Making matters worse, fungal pathogens in general are not well studied and frequently come with extreme treatment challenges like drug resistance. In October 2022, the WHO listed C. neoformans at the top of its first-ever fungal priority pathogen list.   

“I have been surprised by how complex and resilient C. neoformans is,” MMI postdoc Daniel Smith says. “At first, it seems like C. neoformans is a simple round yeast, but there are so many interesting and complex processes it is capable of.”

Smith and colleagues in Arturo Casadevall’s lab developed a timelapse microscopy technique to investigate how C. neoformans and other fungi establish infections in insect models. The key is how they produce melanin—the same pigment found in human hair and skin. In humans, fungal melanin dampens the immune response, allowing the fungus to survive, while the opposite happens in insects. Smith says studying this process in insect models may apply to finding new treatments to reduce the instances and severity of fungal disease in humans.

C. rodentium: A bacterium’s cancer connections

An image of C. rodentium.
Scanning electron micrograph of mouse colon  infected with Citrobacter bacteria (red). Stephanie Schuller / Ida Porcelli / Science Source

Bad lettuce might seem like a minor problem compared to, say, a global pandemic. But the next time you’re tempted to wave off a recall and take your chances with E. coli, consider this: Short diarrheal infections may cause genetic damage leading to colon cancer or colitis.

That’s what Biochemistry and Molecular Biology professor Fengyi Wan, PhD, and colleagues found in a study last year in Cancer Discovery. Wan’s lab studied how mice developed colon cancer after a bout with Citrobacter rodentium, the rodent analog of Escherichia coli. Mice are inherently resistant to human pathogenic E. coli, but C. rodentium shares about 67% of E. coli’s genes and most of its pathogenic mechanisms.

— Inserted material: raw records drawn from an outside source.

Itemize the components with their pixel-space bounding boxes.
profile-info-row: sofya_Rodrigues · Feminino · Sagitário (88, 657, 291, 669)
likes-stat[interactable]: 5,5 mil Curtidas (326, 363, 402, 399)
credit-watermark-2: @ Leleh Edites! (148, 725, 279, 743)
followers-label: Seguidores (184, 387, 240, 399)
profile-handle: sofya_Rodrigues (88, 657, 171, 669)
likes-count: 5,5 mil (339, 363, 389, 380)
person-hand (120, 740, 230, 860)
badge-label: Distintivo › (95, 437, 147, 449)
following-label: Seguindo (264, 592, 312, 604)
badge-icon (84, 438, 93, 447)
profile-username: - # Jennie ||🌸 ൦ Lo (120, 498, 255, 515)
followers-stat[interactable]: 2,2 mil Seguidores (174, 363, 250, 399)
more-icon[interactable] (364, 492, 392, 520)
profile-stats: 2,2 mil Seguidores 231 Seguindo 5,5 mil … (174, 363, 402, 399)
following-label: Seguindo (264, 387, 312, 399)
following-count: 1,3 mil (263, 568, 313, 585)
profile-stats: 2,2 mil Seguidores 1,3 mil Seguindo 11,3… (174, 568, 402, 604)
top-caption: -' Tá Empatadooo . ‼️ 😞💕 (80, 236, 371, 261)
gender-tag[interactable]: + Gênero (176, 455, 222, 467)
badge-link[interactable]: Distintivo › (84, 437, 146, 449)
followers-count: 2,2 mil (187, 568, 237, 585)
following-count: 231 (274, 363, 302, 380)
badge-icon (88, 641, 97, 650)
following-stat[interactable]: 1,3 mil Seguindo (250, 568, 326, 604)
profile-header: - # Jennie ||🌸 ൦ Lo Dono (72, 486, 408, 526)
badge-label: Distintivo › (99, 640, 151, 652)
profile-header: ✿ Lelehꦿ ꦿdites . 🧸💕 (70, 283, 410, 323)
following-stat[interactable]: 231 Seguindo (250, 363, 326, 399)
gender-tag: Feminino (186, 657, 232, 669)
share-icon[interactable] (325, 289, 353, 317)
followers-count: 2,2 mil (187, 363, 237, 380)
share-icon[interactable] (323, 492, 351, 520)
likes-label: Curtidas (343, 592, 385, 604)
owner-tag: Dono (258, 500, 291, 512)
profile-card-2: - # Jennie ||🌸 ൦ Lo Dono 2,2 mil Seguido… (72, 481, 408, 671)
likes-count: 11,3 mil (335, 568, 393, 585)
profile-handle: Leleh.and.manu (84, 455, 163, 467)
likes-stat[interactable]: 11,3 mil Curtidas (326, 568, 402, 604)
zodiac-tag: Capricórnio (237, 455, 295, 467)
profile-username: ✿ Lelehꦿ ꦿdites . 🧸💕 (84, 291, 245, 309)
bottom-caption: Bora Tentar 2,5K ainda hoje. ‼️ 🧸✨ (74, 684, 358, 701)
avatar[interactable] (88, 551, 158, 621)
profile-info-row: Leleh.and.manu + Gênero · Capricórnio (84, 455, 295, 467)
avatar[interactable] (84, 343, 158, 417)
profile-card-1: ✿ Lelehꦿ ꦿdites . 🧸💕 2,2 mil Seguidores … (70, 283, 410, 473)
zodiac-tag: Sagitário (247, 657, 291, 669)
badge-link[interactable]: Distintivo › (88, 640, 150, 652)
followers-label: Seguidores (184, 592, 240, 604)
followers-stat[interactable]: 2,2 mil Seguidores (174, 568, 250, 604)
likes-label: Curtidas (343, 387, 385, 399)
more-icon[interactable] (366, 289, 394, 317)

The researchers discovered that a specific protein secreted by C. rodentium during infection helped predict the number of tumors a mouse with colon cancer later developed. Now, Wan says his lab is working on developing small molecular inhibitors that will prevent genomic damage during C. rodentium/E. coli infections.

Diarrhea is common: The CDC estimates about 79,420 cases of E. coli-induced diarrhea in the United States annually, and globally it accounts for 9% of deaths among children under five. With colon cancer on the rise among younger adults, being able to prevent damage during E. coli infections could have an outsized impact on public health.

Parasitic helminths: Friends or foes?

An image of parasitic helminths.
3D illustration of parasitic hookworm Ancylosoma duodenale. Dr. Microbe / Getty Images

Hookworm, whipworm, and Ascaris: “These are the unholy trinity of helminth infections,” says MMI professor Alan Scott.

Scott, PhD, MS, studies soil-transmitted helminths—a.k.a. parasitic nematodes, or roundworms—that take up residence in the lungs before making their way to the intestinal tract. Together, the unholy trinity infects about 800 million to 1 billion people at any given time. Severe infections can cause anemia, iron deficiency, stunted growth, and cognitive delays. The only solution is a handful of available deworming drugs, for which Scott says “the signature of drug resistance is starting to show its ugly head.”

His lab investigates molecules that parasitic helminths produce and release, some of which seem to render a host’s immune system unable to evict its wriggling squatters. The lab is testing these molecules one by one and also looking for patterns in how they work in concert to dampen various immune mechanisms.

More than informing new drug formulations for people in underdeveloped countries, this work has implications for understanding what the developed world might inadvertently be missing. After all, Scott says, prior to widespread use of modern sanitation arguably every human had experienced at least one worm hitchhiker in their lifetime. He speculates that, for eons, these infections had profound impacts on the normal human microbiome, including how we respond to environmental allergens and develop autoimmune diseases.

“We can probably eradicate [human helminth infections], but I don’t know if that’s necessarily a good thing,” he says. “Maybe low-level infections might be beneficial to some extent.”